Somos 14. Conmigo se ha cerrado el círculo. Nadie entraría ni saldría a no ser que alguno de la "logia" fuera expulsado. Sin embargo, y a pesar de ser tan pocos, Elsa era la única que sabía quién era cada componente y el uso que podía tener en esta logia, además, claro, de las únicas personas cuya identidad como uno de los "miembros" eran las que nos proveían a los demás de alcohol, tabaco y anticonceptivos; es decir, Iván, Hans y Emily. De esa forma, yo solo tenía por compañero y confidente a Gale, que me habló de que habían pasado el último año siendo trece, porque su antiguo compañero había sido cazado fumando en la habitación por una de las monjas. Entonces, para mí, había nueve identidades desconocidas en la organización.

….

El hecho de que Iván me introdujera en el grupo era algo que aún molestaba a Elsa a pesar de haber pasado una semana desde mi llegada, una semana en la que apenas la vi, y me pesaba en el alma, porque esa chica era una de las mejores cosas que tenía el lugar. Pero, dado que no podía expulsarme ya que a estas alturas yo contaba con información muy perjudicial para ella, desahogaba su rechazo ignorándome y degradándome sutilmente cuando nos encontrábamos en el mismo lugar.
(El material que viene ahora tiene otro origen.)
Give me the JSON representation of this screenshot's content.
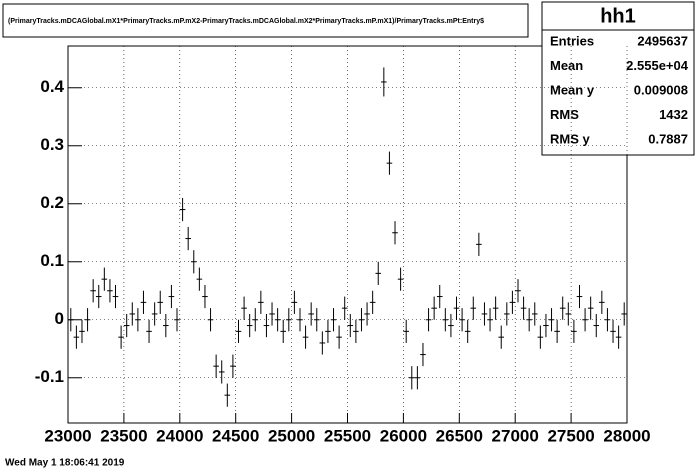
{
  "chart_data": {
    "type": "profile",
    "title": "(PrimaryTracks.mDCAGlobal.mX1*PrimaryTracks.mP.mX2-PrimaryTracks.mDCAGlobal.mX2*PrimaryTracks.mP.mX1)/PrimaryTracks.mPt:Entry$",
    "footer": "Wed May  1 18:06:41 2019",
    "stats": {
      "name": "hh1",
      "rows": [
        [
          "Entries",
          "2495637"
        ],
        [
          "Mean",
          "2.555e+04"
        ],
        [
          "Mean y",
          "0.009008"
        ],
        [
          "RMS",
          "1432"
        ],
        [
          "RMS y",
          "0.7887"
        ]
      ]
    },
    "grid": true,
    "color": "#000000",
    "xlim": [
      23000,
      28000
    ],
    "xticks": [
      23000,
      23500,
      24000,
      24500,
      25000,
      25500,
      26000,
      26500,
      27000,
      27500,
      28000
    ],
    "ylim": [
      -0.178,
      0.472
    ],
    "yticks": [
      -0.1,
      0,
      0.1,
      0.2,
      0.3,
      0.4
    ],
    "x": [
      23025,
      23075,
      23125,
      23175,
      23225,
      23275,
      23325,
      23375,
      23425,
      23475,
      23525,
      23575,
      23625,
      23675,
      23725,
      23775,
      23825,
      23875,
      23925,
      23975,
      24025,
      24075,
      24125,
      24175,
      24225,
      24275,
      24325,
      24375,
      24425,
      24475,
      24525,
      24575,
      24625,
      24675,
      24725,
      24775,
      24825,
      24875,
      24925,
      24975,
      25025,
      25075,
      25125,
      25175,
      25225,
      25275,
      25325,
      25375,
      25425,
      25475,
      25525,
      25575,
      25625,
      25675,
      25725,
      25775,
      25825,
      25875,
      25925,
      25975,
      26025,
      26075,
      26125,
      26175,
      26225,
      26275,
      26325,
      26375,
      26425,
      26475,
      26525,
      26575,
      26625,
      26675,
      26725,
      26775,
      26825,
      26875,
      26925,
      26975,
      27025,
      27075,
      27125,
      27175,
      27225,
      27275,
      27325,
      27375,
      27425,
      27475,
      27525,
      27575,
      27625,
      27675,
      27725,
      27775,
      27825,
      27875,
      27925,
      27975
    ],
    "values": [
      0.0,
      -0.03,
      -0.02,
      0.0,
      0.05,
      0.04,
      0.07,
      0.05,
      0.04,
      -0.03,
      -0.01,
      0.01,
      0.0,
      0.03,
      -0.02,
      0.01,
      0.03,
      -0.01,
      0.04,
      0.0,
      0.19,
      0.14,
      0.1,
      0.07,
      0.04,
      0.0,
      -0.08,
      -0.09,
      -0.13,
      -0.08,
      -0.02,
      0.02,
      -0.01,
      0.0,
      0.03,
      -0.01,
      0.01,
      0.0,
      -0.02,
      0.0,
      0.03,
      0.0,
      -0.03,
      0.01,
      0.0,
      -0.04,
      -0.02,
      0.0,
      -0.03,
      0.02,
      -0.01,
      -0.02,
      0.0,
      0.01,
      0.03,
      0.08,
      0.41,
      0.27,
      0.15,
      0.07,
      -0.02,
      -0.1,
      -0.1,
      -0.06,
      0.0,
      0.02,
      0.04,
      0.0,
      -0.01,
      0.02,
      0.0,
      -0.02,
      0.02,
      0.13,
      0.01,
      0.0,
      0.02,
      -0.03,
      0.01,
      0.03,
      0.05,
      0.02,
      0.0,
      0.01,
      -0.03,
      -0.01,
      0.0,
      -0.02,
      0.02,
      0.01,
      -0.02,
      0.04,
      0.0,
      0.02,
      -0.01,
      0.03,
      0.0,
      -0.02,
      -0.03,
      0.01
    ],
    "errors": [
      0.02,
      0.02,
      0.02,
      0.02,
      0.02,
      0.02,
      0.02,
      0.02,
      0.02,
      0.02,
      0.02,
      0.02,
      0.02,
      0.02,
      0.02,
      0.02,
      0.02,
      0.02,
      0.02,
      0.02,
      0.02,
      0.02,
      0.02,
      0.02,
      0.02,
      0.02,
      0.02,
      0.02,
      0.02,
      0.02,
      0.02,
      0.02,
      0.02,
      0.02,
      0.02,
      0.02,
      0.02,
      0.02,
      0.02,
      0.02,
      0.02,
      0.02,
      0.02,
      0.02,
      0.02,
      0.02,
      0.02,
      0.02,
      0.02,
      0.02,
      0.02,
      0.02,
      0.02,
      0.02,
      0.02,
      0.02,
      0.025,
      0.02,
      0.02,
      0.02,
      0.02,
      0.02,
      0.02,
      0.02,
      0.02,
      0.02,
      0.02,
      0.02,
      0.02,
      0.02,
      0.02,
      0.02,
      0.02,
      0.02,
      0.02,
      0.02,
      0.02,
      0.02,
      0.02,
      0.02,
      0.02,
      0.02,
      0.02,
      0.02,
      0.02,
      0.02,
      0.02,
      0.02,
      0.02,
      0.02,
      0.02,
      0.02,
      0.02,
      0.02,
      0.02,
      0.02,
      0.02,
      0.02,
      0.02,
      0.02
    ]
  }
}
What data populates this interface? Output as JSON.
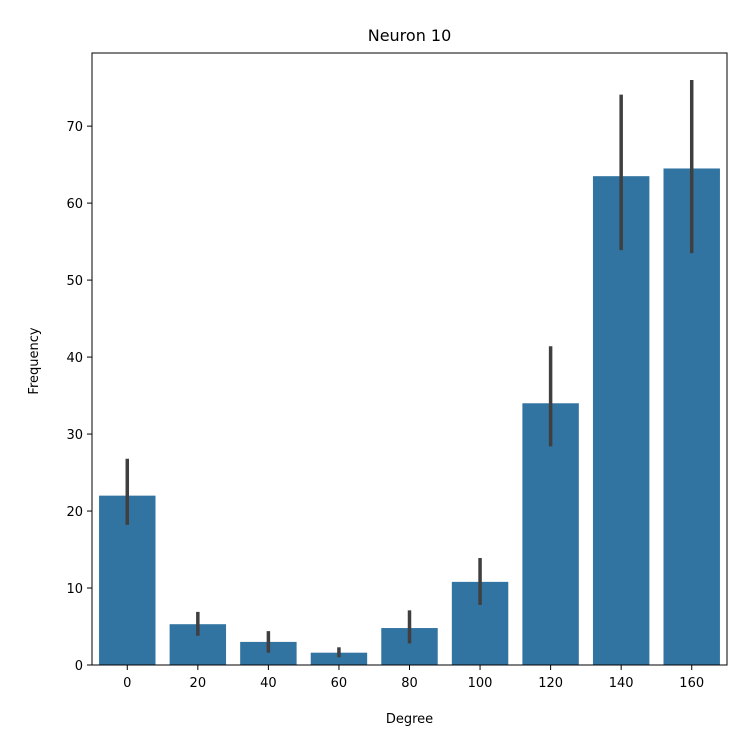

-Pensé que Elsa te caía mal. -Aproveché para decirle a Iván ahora que nos habíamos quedado solos en mi habitación, recordándole su reacción jocosa al ver a Elsa el día que me la presentó.

-Me cae muy mal, y yo a ella. Nos odiamos. -Respondió encogiéndose de hombros, acostado sobre el sofá. -Pero ambos nos necesitamos, así que fingimos que nos queremos.

-Ya veo. -Nunca te fíes de la hija del Director. Me dije a mí mismo reclinándome sobre la silla y arrugando un papel sobre el que antes había estado haciendo cálculos para la tarea de matemáticas, porque eso sí, para pertenecer a la logia hay que ser impecable. En todos los sentidos. No puede haber espacio para las sospechas o investigaciones de ningún tipo.

-Sabes. -Sentenció volviendo a recostarse. -Hay alguna que otra del clan que ya te ha echado un ojo. -Me sentí inevitablemente halagado, y preocupado a la vez.

-Pero se supone que yo no tengo que conocer a las demás componentes del grupo. No querrás enfadar aún más a Elsa, ¿no?

-Me decepcionas. -Repuso haciendo una mueca divertida. -Pensé que tú eras el tipo de persona a la que no le importa la obediencia, o la opinión de la gente.

-Bueno, por algo me han mandado a un internado.

-¿Entonces por qué te importa lo que piense Elsa? -Yo me encogí de hombros. No iba a decirle a Iván por qué me importaba tanto la opinión de Elsa. Ni de lo que había pasado hace una semana.

-No quiero molestar a la jefa, me siento privilegiado teniendo acceso a tabaco y a alcohol.

-Tú no te preocupes, Elsa no tiene por qué enterarse. -Sonrió. -Todos tenemos derecho a divertirnos. Te mandaré a la chica esta noche. –Guiño el ojo

-Haces que suene como una prostituta, o una pizza.

-¿Y tienes algún problema con eso?

-No. En realidad me encanta la pizza.